Washington ha mostrado su baja confiabilidad y la alta probabilidad de que un día, ese juego de la ruleta rusa, pudiera provocar un problema financiero.

Si el gobierno de Estados Unidos demandó a Standard and Poor’s se debe, en parte, a que esta firma calificadora no advirtió que vendría una enorme crisis derivada de la mala calidad de una serie de instrumentos financieros altamente calificados.

Hay otro componente de la demanda, perteneciente al terreno del sospechosismo, que apunta a un ajuste de cuentas en contra de la empresa de riesgos por degradar la calificación perfecta de la deuda estadounidense.

Las otras dos principales empresas de análisis, Moody’s y Fitch, se atrevieron a dar un paso de ese tamaño a pesar de la evidente disfunción política estadounidense que afecta el desempeño económico-financiero de ese país.

Washington ha mostrado su baja confiabilidad y la alta probabilidad de que un día, en ese juego de la ruleta rusa, pudieran provocar un enorme problema financiero global.

Parece que no hay muchas dudas de que las firmas calificadoras se equivocaron en sus evaluaciones. Pero también parece que allá aplican aquella máxima adjudicada a Benito Juárez: A los amigos, justicia y gracia; a los enemigos, justicia a secas .

Más allá de los posibles rencores de la Casa Blanca, lo que se reclama es la falta de alerta ante lo que algunos sabrían que vendría. Trascendió, en este caso, que hubo correos internos que advertían que los mercados acabarían mal.

Por eso es que cuando hay una advertencia de que viene de una fuente seria, hay que tomarla en cuenta. Y ahora Agustín Carstens refrenda sus temores.

El gobernador del Banco de México tiene esa vocación de académico, sus explicaciones son pedagógicas y buscan no dejar dudas de sus consideraciones entre los más diversos públicos.

Siempre habrá el riesgo de que falle el pronóstico y entonces sólo quede la analogía para recordar eternamente que no se atinó a la realidad.

Imposible separar la imagen de Carstens de la expresión del catarrito .

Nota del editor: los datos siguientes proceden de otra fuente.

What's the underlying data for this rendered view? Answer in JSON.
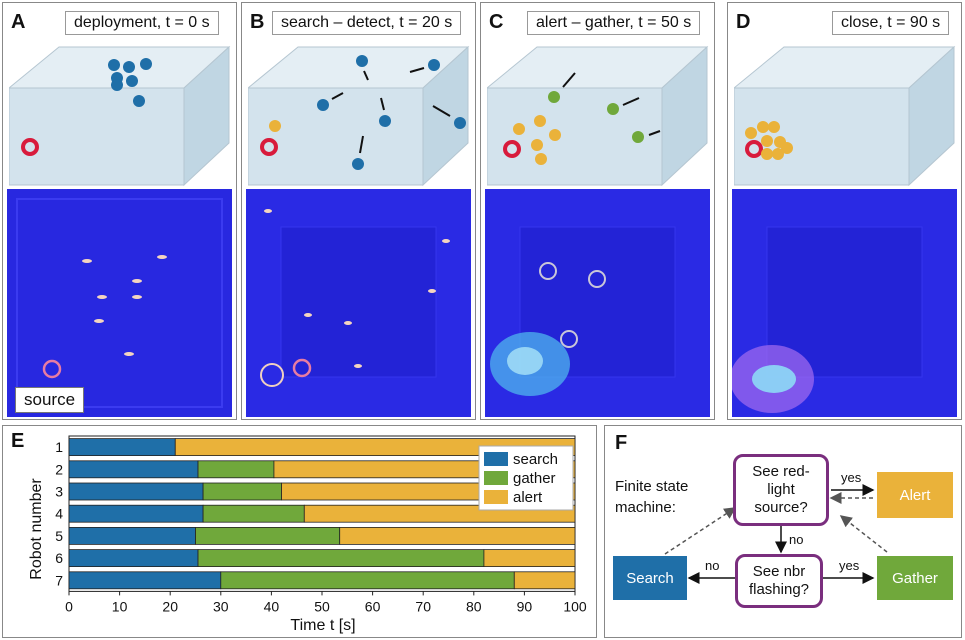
{
  "panels": [
    {
      "letter": "A",
      "caption": "deployment, t = 0 s"
    },
    {
      "letter": "B",
      "caption": "search – detect, t = 20 s"
    },
    {
      "letter": "C",
      "caption": "alert – gather, t = 50 s"
    },
    {
      "letter": "D",
      "caption": "close,  t = 90 s"
    }
  ],
  "source_label": "source",
  "colors": {
    "search": "#1f6fa8",
    "gather": "#70a83b",
    "alert": "#eab23a",
    "source_ring": "#d81b3c",
    "fsm_border": "#7a2e7e"
  },
  "chart_data": {
    "type": "bar",
    "orientation": "horizontal-stacked",
    "panel_letter": "E",
    "xlabel": "Time t [s]",
    "ylabel": "Robot number",
    "xlim": [
      0,
      100
    ],
    "xticks": [
      "0",
      "10",
      "20",
      "30",
      "40",
      "50",
      "60",
      "70",
      "80",
      "90",
      "100"
    ],
    "categories": [
      "1",
      "2",
      "3",
      "4",
      "5",
      "6",
      "7"
    ],
    "series": [
      {
        "name": "search",
        "values": [
          21,
          25.5,
          26.5,
          26.5,
          25,
          25.5,
          30
        ]
      },
      {
        "name": "gather",
        "values": [
          0,
          15,
          15.5,
          20,
          28.5,
          56.5,
          58
        ]
      },
      {
        "name": "alert",
        "values": [
          79,
          59.5,
          58,
          53.5,
          46.5,
          18,
          12
        ]
      }
    ],
    "legend": [
      "search",
      "gather",
      "alert"
    ]
  },
  "fsm": {
    "letter": "F",
    "title": "Finite state machine:",
    "q1": "See red-light source?",
    "q2": "See nbr flashing?",
    "alert": "Alert",
    "search": "Search",
    "gather": "Gather",
    "yes": "yes",
    "no": "no"
  }
}
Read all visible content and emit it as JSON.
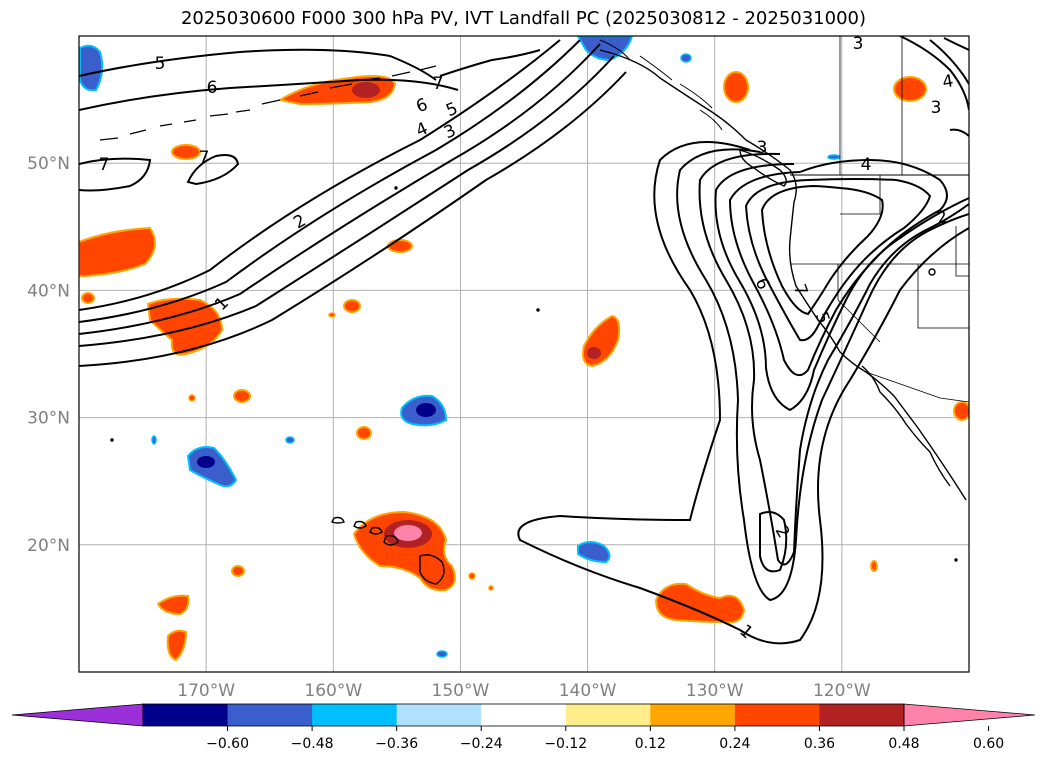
{
  "title": "2025030600 F000 300 hPa PV, IVT Landfall PC (2025030812 - 2025031000)",
  "lat_labels": [
    {
      "text": "50°N",
      "lat": 50
    },
    {
      "text": "40°N",
      "lat": 40
    },
    {
      "text": "30°N",
      "lat": 30
    },
    {
      "text": "20°N",
      "lat": 20
    }
  ],
  "lon_labels": [
    {
      "text": "170°W",
      "lon": -170
    },
    {
      "text": "160°W",
      "lon": -160
    },
    {
      "text": "150°W",
      "lon": -150
    },
    {
      "text": "140°W",
      "lon": -140
    },
    {
      "text": "130°W",
      "lon": -130
    },
    {
      "text": "120°W",
      "lon": -120
    }
  ],
  "colorbar": {
    "colors": [
      "#9b30d9",
      "#00008b",
      "#3a5fcd",
      "#00bfff",
      "#b0e2ff",
      "#ffffff",
      "#ffec8b",
      "#ffa500",
      "#ff4500",
      "#b22222",
      "#ff82ab"
    ],
    "tick_labels": [
      "−0.60",
      "−0.48",
      "−0.36",
      "−0.24",
      "−0.12",
      "0.12",
      "0.24",
      "0.36",
      "0.48",
      "0.60"
    ]
  },
  "contour_labels": [
    "5",
    "6",
    "7",
    "7",
    "6",
    "5",
    "4",
    "3",
    "2",
    "1",
    "7",
    "2",
    "3",
    "4",
    "4",
    "3",
    "2",
    "6",
    "7",
    "5",
    "3",
    "1"
  ]
}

Sólo que a diferencia de esa alegoría infecciosa con la que minimizaba el impacto de la crisis estadounidense, hoy el gobernador del banco central hace sonar las campanas de la iglesia para llamar la atención de una calamidad futura.

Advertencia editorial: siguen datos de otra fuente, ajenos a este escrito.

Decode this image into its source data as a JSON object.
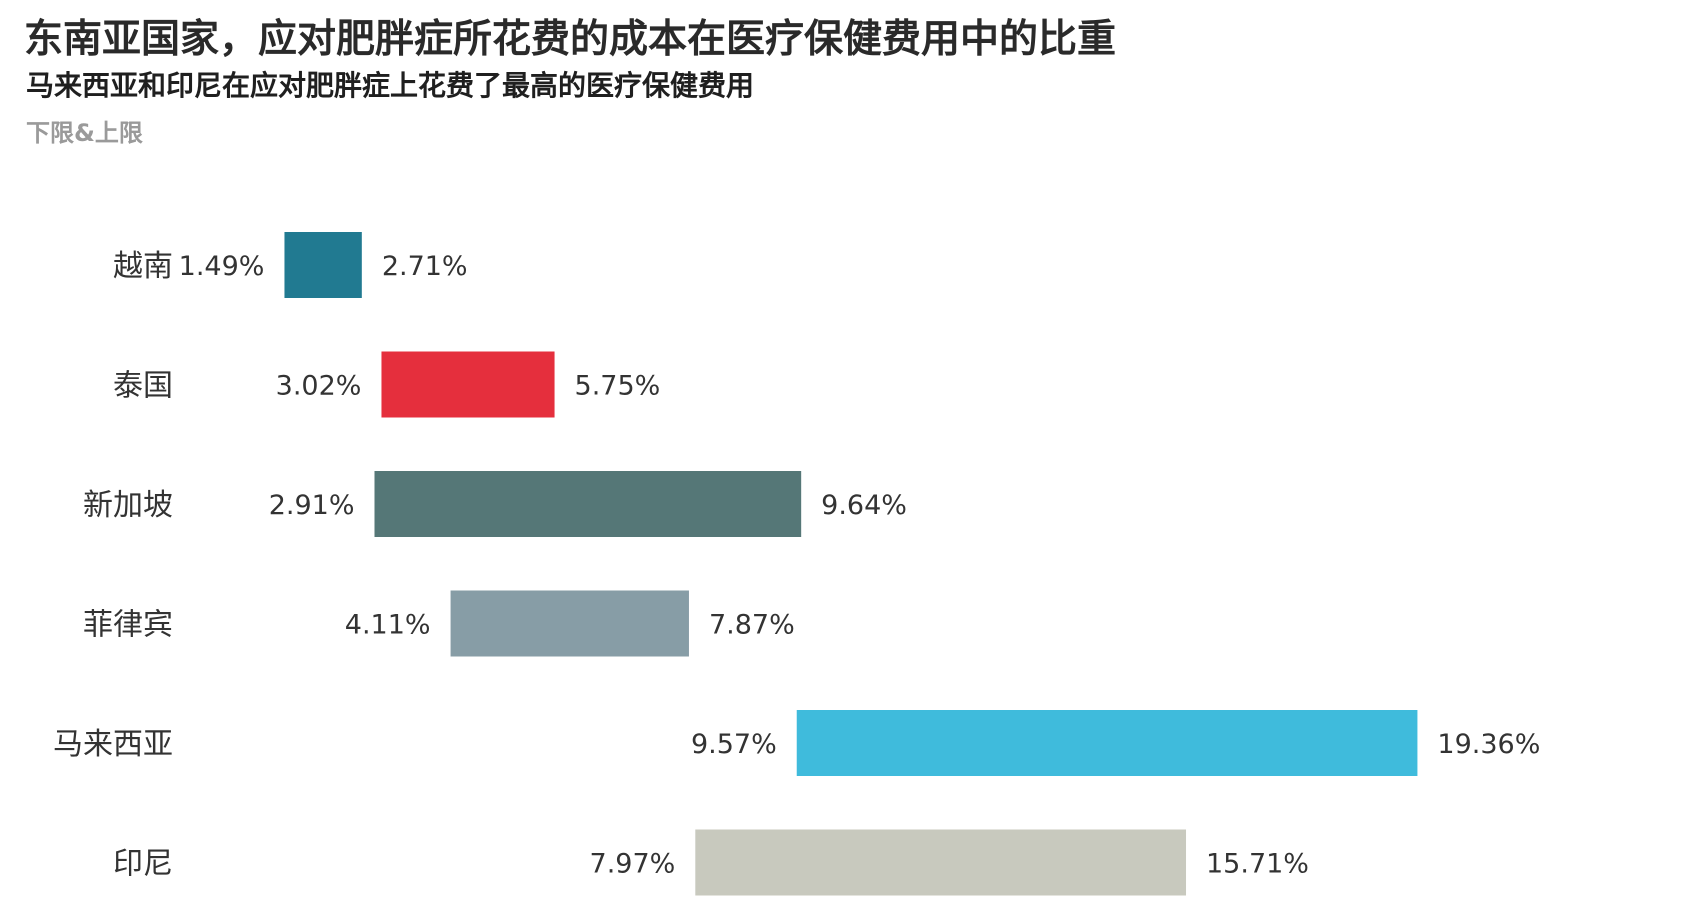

Seguro que cuando Agustín Carstens dijo en Singapur, y en inglés, que se estaba gestando una tormenta perfecta, tenía en mente la enorme cantidad de dólares que han entrado al mercado mexicano de deuda desde que los bancos centrales de las principales potencias castigaron sus tasas de interés para tratar de influir en la recuperación de sus economías.

Porque un ingreso seguro y atractivo, hoy en día, es invertir en pesos en la deuda pública con rendimientos que pocas economías pueden ofrecer con este nivel de seguridad.

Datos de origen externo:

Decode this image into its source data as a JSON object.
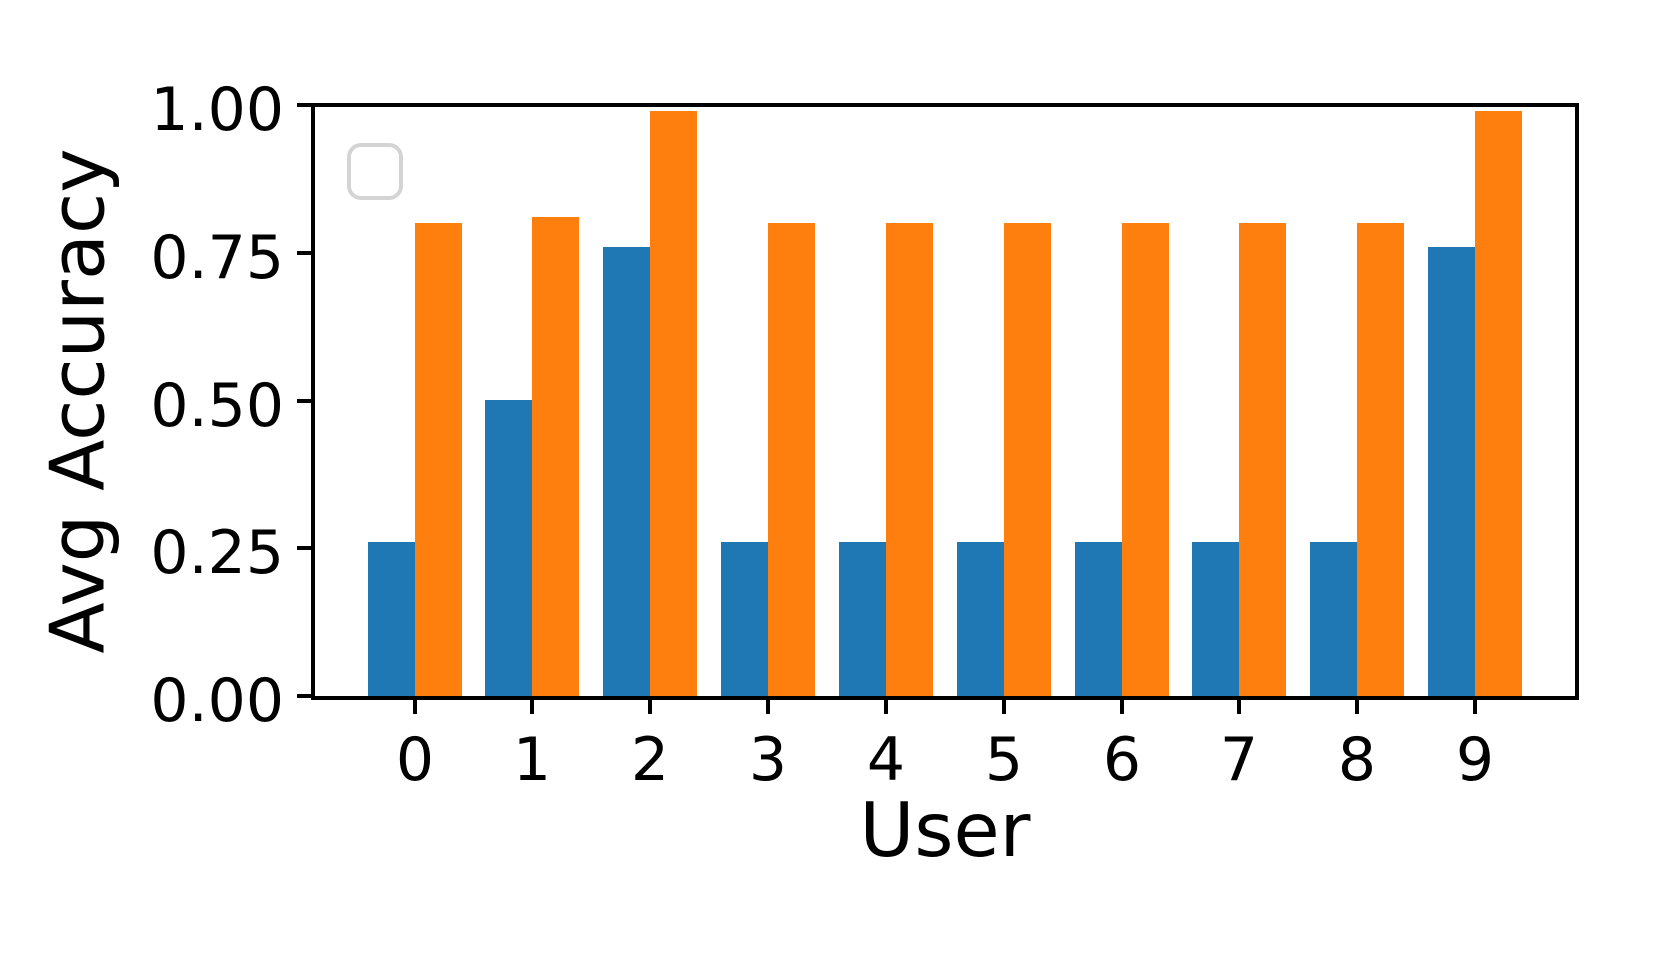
{
  "chart_data": {
    "type": "bar",
    "title": "",
    "xlabel": "User",
    "ylabel": "Avg Accuracy",
    "categories": [
      "0",
      "1",
      "2",
      "3",
      "4",
      "5",
      "6",
      "7",
      "8",
      "9"
    ],
    "series": [
      {
        "name": "blue",
        "color": "#1f77b4",
        "values": [
          0.26,
          0.5,
          0.76,
          0.26,
          0.26,
          0.26,
          0.26,
          0.26,
          0.26,
          0.76
        ]
      },
      {
        "name": "orange",
        "color": "#ff7f0e",
        "values": [
          0.8,
          0.81,
          0.99,
          0.8,
          0.8,
          0.8,
          0.8,
          0.8,
          0.8,
          0.99
        ]
      }
    ],
    "ylim": [
      0.0,
      1.0
    ],
    "yticks": [
      "0.00",
      "0.25",
      "0.50",
      "0.75",
      "1.00"
    ],
    "ytick_values": [
      0.0,
      0.25,
      0.5,
      0.75,
      1.0
    ],
    "grid": false,
    "bar_width": 0.4,
    "legend": {
      "visible": true,
      "entries": [],
      "empty_frame": true,
      "position": "upper-left",
      "frame_color": "#d4d4d4"
    },
    "axis_color": "#000000",
    "background_color": "#ffffff"
  }
}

Claro que los que invirtieron recursos en los mercados durante enero obtuvieron retornos espectaculares, pero seguro que ninguno de ellos pudo dormir tranquilamente una sola noche ante la cantidad de amenazas que hay en la economía global.

El peligro que aprecia este financiero de clase mundial es que los capitales en los mercados se comportan como una parvada en un árbol. Al primer disparo, o algo que suene como tal, salen volando en todas direcciones, generando un alboroto.

Europa está como para bajar más sus tasas de interés en el corto plazo con las nuevas mediciones de la inflación comunitaria. Estados Unidos no parece tener motivaciones en el mediano plazo para modificar su tasa de interés de referencia ubicada muy cerca del cero.

Japón empieza a jugar con el fuego de la política monetaria, pero muy al margen todavía de generar nubarrones para esa tormenta.

Pero esa aparente calma en los cielos financieros no significa que no se pueda desatar en un futuro y de manera acelerada algún problema inflacionario que provoque los movimientos de corrección de los bancos centrales.

No es una alarma de que ahí viene el lobo, es un aviso de que las puertas de los corrales financieros están mal cerradas.

Podrán o no escuchar a Carstens en el mundo, pero hacia el interior de nuestro país lo que nos está sugiriendo es que él es de la idea de que hay que bajar el premio de comprar pesos para evitar una caída desde tan arriba.

O sea que Carstens estaría dentro de los que al interior del banco central mexicano piensan que hay que bajar la tasa de interés.